To establish a gold standard for PPV calculations, we conducted an independent electronic medical record review for random cases that were pulled out by the algorithms to confirm they were “true” cases. The PPVs were calculated for ADHD and psychiatric disorder cases and controls. A random sampling of controls was selected for validation of exclusion criteria. For ADHD validation, we chose subjects extracted by the algorithm but not found in the abstraction list nor verified in the chart abstraction. A random sampling of cases for each psychiatric disorder was chosen for validation. The number of cases with abstraction information available was 4032, and the number of abstractions completed was 741.

ADHD confidence scoring

Each ADHD subject was given a high, moderate, or low confidence score. The scoring system was based on the source and number of sources indicating an ADHD diagnosis or medication. Subjects received “points” for the number of unique diagnosis or medication days, whether an ADHD phenotype or medication was in the psychological abstraction, and whether the participant had psychotherapy or neurocognitive therapy. The score was not an indicator of disease severity; for example, a high-confidence subject with a high number of diagnoses and prescription days could be a patient with longstanding mild ADHD, stable on their current medication regimen.
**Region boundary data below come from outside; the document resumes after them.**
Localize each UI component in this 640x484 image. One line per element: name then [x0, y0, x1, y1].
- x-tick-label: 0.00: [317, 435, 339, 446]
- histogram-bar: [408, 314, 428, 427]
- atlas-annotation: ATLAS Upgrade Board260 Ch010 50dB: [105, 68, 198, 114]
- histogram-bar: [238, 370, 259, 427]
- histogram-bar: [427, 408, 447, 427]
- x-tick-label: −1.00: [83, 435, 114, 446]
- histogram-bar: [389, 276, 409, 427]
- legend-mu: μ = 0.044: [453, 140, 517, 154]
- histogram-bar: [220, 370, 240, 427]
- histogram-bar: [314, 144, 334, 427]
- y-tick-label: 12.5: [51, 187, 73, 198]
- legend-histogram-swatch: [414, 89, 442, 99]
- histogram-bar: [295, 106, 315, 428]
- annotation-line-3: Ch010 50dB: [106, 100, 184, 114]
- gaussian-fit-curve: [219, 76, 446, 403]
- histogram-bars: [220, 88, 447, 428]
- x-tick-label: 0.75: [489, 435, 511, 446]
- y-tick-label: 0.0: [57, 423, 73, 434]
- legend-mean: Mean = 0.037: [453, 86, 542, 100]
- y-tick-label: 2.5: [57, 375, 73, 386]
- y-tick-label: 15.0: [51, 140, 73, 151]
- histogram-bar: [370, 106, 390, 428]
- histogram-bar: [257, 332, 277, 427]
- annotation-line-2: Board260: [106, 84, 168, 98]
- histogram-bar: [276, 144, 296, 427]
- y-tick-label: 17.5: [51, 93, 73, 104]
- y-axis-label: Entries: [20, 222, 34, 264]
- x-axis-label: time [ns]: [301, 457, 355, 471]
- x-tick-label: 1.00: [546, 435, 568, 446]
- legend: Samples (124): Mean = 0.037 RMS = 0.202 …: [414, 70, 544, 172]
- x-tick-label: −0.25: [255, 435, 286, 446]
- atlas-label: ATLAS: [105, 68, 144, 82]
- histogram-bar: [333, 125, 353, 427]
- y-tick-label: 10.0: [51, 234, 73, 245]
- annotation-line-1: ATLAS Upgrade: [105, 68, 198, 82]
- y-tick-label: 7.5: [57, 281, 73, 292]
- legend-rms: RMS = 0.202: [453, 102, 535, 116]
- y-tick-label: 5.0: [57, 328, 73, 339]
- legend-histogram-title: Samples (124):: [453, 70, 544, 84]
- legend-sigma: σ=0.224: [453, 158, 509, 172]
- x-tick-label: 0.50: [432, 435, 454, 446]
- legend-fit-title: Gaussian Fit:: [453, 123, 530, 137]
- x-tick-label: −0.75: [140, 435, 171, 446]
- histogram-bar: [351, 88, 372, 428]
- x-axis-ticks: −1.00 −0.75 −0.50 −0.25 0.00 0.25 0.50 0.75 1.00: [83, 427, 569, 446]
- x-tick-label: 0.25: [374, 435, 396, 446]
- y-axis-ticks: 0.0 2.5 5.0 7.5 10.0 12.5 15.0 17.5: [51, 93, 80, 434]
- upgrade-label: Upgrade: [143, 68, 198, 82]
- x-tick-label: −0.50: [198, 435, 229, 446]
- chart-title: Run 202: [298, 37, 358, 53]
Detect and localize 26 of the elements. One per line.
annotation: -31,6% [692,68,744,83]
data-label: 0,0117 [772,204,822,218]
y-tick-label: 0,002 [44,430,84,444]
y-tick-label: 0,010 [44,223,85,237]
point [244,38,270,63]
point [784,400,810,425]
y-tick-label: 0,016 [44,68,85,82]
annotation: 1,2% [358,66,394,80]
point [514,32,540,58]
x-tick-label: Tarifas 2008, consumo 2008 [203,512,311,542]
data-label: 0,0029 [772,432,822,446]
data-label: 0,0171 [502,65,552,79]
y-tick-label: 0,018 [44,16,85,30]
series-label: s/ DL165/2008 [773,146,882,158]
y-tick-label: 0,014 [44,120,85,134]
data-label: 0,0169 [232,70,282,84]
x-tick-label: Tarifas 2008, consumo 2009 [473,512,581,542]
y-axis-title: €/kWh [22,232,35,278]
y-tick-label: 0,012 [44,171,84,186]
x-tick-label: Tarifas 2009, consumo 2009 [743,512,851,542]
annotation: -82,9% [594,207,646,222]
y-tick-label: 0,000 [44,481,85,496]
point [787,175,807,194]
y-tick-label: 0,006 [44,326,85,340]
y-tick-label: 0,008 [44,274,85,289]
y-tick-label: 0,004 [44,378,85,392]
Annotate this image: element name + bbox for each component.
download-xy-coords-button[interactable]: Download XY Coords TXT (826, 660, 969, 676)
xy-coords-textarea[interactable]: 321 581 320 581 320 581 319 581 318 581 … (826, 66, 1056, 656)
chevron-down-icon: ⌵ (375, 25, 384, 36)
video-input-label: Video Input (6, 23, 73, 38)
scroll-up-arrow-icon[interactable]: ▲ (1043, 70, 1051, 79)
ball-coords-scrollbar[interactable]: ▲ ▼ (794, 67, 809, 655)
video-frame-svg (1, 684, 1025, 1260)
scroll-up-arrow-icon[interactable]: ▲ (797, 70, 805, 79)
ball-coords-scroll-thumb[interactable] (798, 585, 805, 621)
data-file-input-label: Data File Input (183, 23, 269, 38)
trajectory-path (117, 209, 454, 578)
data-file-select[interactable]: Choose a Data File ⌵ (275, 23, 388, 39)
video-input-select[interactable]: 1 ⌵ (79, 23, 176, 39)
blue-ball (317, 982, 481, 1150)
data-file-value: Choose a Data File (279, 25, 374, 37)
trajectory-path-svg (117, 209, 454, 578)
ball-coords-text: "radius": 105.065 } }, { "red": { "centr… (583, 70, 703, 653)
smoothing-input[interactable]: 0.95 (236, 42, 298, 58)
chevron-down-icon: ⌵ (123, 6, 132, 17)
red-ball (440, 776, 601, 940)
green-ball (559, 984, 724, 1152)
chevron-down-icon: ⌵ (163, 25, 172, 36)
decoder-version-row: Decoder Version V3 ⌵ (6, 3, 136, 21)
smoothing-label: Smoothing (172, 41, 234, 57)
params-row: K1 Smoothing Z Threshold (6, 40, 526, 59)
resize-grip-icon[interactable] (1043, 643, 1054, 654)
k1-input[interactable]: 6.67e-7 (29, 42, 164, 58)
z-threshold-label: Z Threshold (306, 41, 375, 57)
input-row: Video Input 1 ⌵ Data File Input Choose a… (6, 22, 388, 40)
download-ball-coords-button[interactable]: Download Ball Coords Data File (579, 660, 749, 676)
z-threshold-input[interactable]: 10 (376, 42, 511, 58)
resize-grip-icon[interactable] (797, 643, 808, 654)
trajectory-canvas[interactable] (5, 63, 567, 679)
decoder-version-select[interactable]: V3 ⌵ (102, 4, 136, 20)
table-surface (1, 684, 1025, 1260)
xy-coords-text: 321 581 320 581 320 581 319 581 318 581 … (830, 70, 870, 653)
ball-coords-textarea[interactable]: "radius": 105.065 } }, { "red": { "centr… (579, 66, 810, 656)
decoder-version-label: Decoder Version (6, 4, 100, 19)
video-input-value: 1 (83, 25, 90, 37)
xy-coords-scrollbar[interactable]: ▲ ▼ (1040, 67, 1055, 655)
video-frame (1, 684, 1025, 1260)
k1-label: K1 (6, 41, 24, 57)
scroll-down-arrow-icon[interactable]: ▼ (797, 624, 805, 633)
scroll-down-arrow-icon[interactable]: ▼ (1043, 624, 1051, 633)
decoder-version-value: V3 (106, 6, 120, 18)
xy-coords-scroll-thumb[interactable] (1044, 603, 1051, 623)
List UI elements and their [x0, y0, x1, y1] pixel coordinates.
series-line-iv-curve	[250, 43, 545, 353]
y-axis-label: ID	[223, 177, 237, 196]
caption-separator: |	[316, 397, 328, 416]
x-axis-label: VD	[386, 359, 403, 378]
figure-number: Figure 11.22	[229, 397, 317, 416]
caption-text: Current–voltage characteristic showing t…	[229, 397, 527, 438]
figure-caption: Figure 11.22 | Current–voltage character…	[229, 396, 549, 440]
The score is calculated by the sum of (1) number of unique diagnosis days, (2) number of unique ADHD medication days, (3) whether an ADHD phenotype was located in psych abstraction (0 = absent, 1 = present), (4) whether an ADHD medication was located in psych abstraction (0 = absent, 1 = present), and (5) whether a subject was noted to have psychotherapy or neurocognitive therapy (0 = absent, 1 = present). The number of sources can be from 1 to 5 based on the categories above. High confidence is defined as (1) total score of ≥ 20, (2) total score > 9 and number of sources 4–5, or (3) number of diagnosis days > 9 or number of ADHD medications > 9 and number of sources 2–3. Moderate confidence is defined as (1) subjects not defined in high or low confidence. Low confidence is defined as (1) number of diagnosis days + number of ADHD medications = 2 and total score < 3 or (2) number of diagnosis days = 0 and total score < 10 and number of ADHD medications > 2 and no abstraction sources.